Program History

Program History

Building upon funds provided by a Mellon Teaching with Technology grant, the Dean of the Faculty in the fall of 1999 convened the Texts and Media Development Project Faculty Seminar, soon re-named the Media Studies Development Project.  Rapidly developing a group of approximately 25 core participants from a wide range of departments, and supported by a Mellon Foundation planning grant, the Faculty Seminar met regularly for more than four years. From its starting point as a broad conversation among colleagues seeking to explore a shared interest in the study of media, the Faculty Seminar developed into a valuable opportunity for faculty across the College to engage in cross-disciplinary discussions about a range of theoretical, substantive, and methodological issues related to the historical and contemporary study of media. This disciplinary boundary-crossing produced a rich dialogue characterized by both depth and breadth, and built upon growing faculty and student interest in the rigorous study of media, providing the foundation for the Media Studies Program.
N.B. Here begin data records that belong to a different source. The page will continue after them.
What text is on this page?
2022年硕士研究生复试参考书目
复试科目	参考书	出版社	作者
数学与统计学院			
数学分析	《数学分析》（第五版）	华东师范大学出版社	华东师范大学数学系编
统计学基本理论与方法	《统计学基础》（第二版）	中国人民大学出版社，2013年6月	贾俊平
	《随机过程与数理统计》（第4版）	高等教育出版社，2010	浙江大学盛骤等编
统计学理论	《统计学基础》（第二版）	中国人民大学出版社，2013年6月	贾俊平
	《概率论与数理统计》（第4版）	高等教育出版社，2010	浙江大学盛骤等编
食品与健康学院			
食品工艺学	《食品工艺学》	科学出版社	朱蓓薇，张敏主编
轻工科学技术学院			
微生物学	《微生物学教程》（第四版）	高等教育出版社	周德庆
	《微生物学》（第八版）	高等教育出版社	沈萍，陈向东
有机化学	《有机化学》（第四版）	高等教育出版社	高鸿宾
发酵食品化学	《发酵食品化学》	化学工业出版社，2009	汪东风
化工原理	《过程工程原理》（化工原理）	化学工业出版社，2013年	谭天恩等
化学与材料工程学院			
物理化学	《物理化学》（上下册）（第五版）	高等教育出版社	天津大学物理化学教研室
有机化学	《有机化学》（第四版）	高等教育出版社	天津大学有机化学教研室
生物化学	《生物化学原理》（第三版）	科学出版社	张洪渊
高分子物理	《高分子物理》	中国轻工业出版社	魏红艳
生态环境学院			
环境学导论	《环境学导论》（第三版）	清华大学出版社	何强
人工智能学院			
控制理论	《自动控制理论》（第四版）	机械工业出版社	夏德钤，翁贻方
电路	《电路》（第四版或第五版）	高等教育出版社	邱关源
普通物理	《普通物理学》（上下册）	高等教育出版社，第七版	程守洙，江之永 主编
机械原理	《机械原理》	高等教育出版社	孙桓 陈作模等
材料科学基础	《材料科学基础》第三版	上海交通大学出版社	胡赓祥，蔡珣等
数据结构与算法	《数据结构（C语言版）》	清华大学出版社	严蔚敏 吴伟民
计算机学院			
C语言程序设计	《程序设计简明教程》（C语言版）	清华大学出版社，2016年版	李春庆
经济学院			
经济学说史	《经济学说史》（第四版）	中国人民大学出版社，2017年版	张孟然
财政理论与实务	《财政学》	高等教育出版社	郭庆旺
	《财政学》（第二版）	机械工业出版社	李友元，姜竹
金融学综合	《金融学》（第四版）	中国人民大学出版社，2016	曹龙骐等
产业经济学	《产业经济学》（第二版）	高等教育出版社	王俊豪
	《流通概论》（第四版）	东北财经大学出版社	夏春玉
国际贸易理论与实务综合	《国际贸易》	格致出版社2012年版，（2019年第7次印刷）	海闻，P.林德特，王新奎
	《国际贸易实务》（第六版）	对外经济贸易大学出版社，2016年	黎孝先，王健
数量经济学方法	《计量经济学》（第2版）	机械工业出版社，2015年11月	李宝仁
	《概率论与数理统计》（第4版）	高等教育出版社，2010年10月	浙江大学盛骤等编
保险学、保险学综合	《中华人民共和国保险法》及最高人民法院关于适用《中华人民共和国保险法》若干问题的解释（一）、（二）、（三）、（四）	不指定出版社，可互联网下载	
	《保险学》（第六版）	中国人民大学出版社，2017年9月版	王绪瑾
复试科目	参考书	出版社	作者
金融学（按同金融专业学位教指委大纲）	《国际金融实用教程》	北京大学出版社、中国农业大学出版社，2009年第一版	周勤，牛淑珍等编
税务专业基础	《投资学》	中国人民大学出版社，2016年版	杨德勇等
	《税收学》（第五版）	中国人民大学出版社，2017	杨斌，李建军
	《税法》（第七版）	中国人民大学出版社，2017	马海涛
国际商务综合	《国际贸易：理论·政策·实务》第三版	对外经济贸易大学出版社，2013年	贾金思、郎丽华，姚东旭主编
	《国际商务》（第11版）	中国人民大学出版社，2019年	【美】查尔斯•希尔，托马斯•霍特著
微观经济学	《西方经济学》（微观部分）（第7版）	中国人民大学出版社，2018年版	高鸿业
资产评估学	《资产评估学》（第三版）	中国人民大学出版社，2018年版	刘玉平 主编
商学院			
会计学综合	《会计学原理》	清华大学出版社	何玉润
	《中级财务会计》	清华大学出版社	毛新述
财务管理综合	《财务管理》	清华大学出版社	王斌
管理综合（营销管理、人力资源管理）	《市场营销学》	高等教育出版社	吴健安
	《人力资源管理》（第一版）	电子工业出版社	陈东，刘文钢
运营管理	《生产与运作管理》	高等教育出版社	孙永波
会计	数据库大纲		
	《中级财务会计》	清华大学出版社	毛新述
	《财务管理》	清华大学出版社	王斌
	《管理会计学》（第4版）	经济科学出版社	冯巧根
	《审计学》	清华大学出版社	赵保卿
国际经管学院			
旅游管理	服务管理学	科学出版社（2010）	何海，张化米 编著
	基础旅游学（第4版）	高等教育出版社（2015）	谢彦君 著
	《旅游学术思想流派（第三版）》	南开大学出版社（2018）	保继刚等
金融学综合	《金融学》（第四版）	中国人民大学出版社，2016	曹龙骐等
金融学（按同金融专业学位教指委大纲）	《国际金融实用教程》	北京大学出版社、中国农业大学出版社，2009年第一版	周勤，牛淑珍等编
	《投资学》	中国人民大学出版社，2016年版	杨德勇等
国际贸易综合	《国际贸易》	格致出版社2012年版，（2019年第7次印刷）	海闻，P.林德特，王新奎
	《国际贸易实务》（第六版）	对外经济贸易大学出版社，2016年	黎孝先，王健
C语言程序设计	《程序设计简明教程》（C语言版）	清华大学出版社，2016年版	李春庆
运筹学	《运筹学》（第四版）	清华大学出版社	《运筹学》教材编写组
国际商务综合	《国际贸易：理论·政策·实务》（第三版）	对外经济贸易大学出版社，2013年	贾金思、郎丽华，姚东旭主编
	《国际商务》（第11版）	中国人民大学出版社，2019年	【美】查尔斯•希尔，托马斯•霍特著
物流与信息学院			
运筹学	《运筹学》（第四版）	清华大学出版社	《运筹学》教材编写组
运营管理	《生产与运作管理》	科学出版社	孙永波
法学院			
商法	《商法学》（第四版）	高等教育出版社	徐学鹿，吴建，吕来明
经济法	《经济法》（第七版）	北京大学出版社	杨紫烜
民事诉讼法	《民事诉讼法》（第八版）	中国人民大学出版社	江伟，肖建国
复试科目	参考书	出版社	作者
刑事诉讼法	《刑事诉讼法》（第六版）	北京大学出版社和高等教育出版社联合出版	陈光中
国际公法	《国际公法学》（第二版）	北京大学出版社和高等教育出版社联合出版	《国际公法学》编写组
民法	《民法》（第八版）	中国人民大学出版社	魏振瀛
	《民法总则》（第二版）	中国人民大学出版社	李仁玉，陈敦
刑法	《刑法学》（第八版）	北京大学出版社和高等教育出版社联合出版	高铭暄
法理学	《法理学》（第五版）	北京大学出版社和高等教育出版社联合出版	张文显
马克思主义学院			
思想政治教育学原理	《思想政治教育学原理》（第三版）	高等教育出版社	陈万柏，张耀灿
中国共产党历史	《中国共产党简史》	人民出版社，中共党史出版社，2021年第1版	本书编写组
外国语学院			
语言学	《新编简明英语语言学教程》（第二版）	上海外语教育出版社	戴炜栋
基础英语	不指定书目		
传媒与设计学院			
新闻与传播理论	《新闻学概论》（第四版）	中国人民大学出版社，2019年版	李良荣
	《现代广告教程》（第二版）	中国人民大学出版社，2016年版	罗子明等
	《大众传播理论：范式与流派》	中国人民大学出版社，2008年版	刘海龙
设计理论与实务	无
In 2001, Development Project participants charged the Steering Committee with the mission of: 1) Defining the parameters of Media Studies as a multidisciplinary field of study in the context of a liberal arts institution. This process involved a multi-year series of public lectures, Faculty Seminar discussions, summer colloquia, and campus visits from colleagues in Media Studies programs at other institutions. 2) Identifying the range of existing media-related courses in the College curriculum, inviting faculty who teach about media into the programmatic and curricular activities of the Development Project, and developing content and pedagogy for a set of core Media Studies courses.

Media Studies is emerging as a new field of study in U.S. colleges and universities, but rarely with the disciplinary diversity, breadth of the definition of media, or commitment to theory and criticism that this Program takes as central to its mission. In part reacting against media studies programs based in communications schools or journalism programs, the broad definition of media in the Program’s mission statement reflects a commitment to the critical, theoretical, historical, and practical study of media.  Its breadth also reflects a deep engagement with the study of traditional forms of media even in an historical moment marked by the proliferation of new communications technologies and the increasing centrality of global media in contemporary politics, economics, and cultural and social life.  The program requires students to design a course of study that includes consideration of media practices outside of dominant industry settings, and to develop basic skills in one or more areas of media production.

As such, the Program’s mission articulates closely with the College’s principal educational missions: helping students develop a deep and broad knowledge in one or more disciplinary or multidisciplinary areas; assisting their mastery of a body of knowledge relevant to those areas; ensuring their acquisition of skills in the exercise of inquiry generally; working to develop their appreciation for historical and cross-cultural differences in knowledge; and promoting their attainment of a value on linking the pursuit of knowledge with a concern for society.

Media Studies moved from a Development Project to a multidisciplinary Program in the 2004/05 academic year. The Media Studies Program accepted its first group of student majors in December 2004. The first Media Studies major graduated in May 2006 and the first full class of Media Studies majors graduated in May 2007.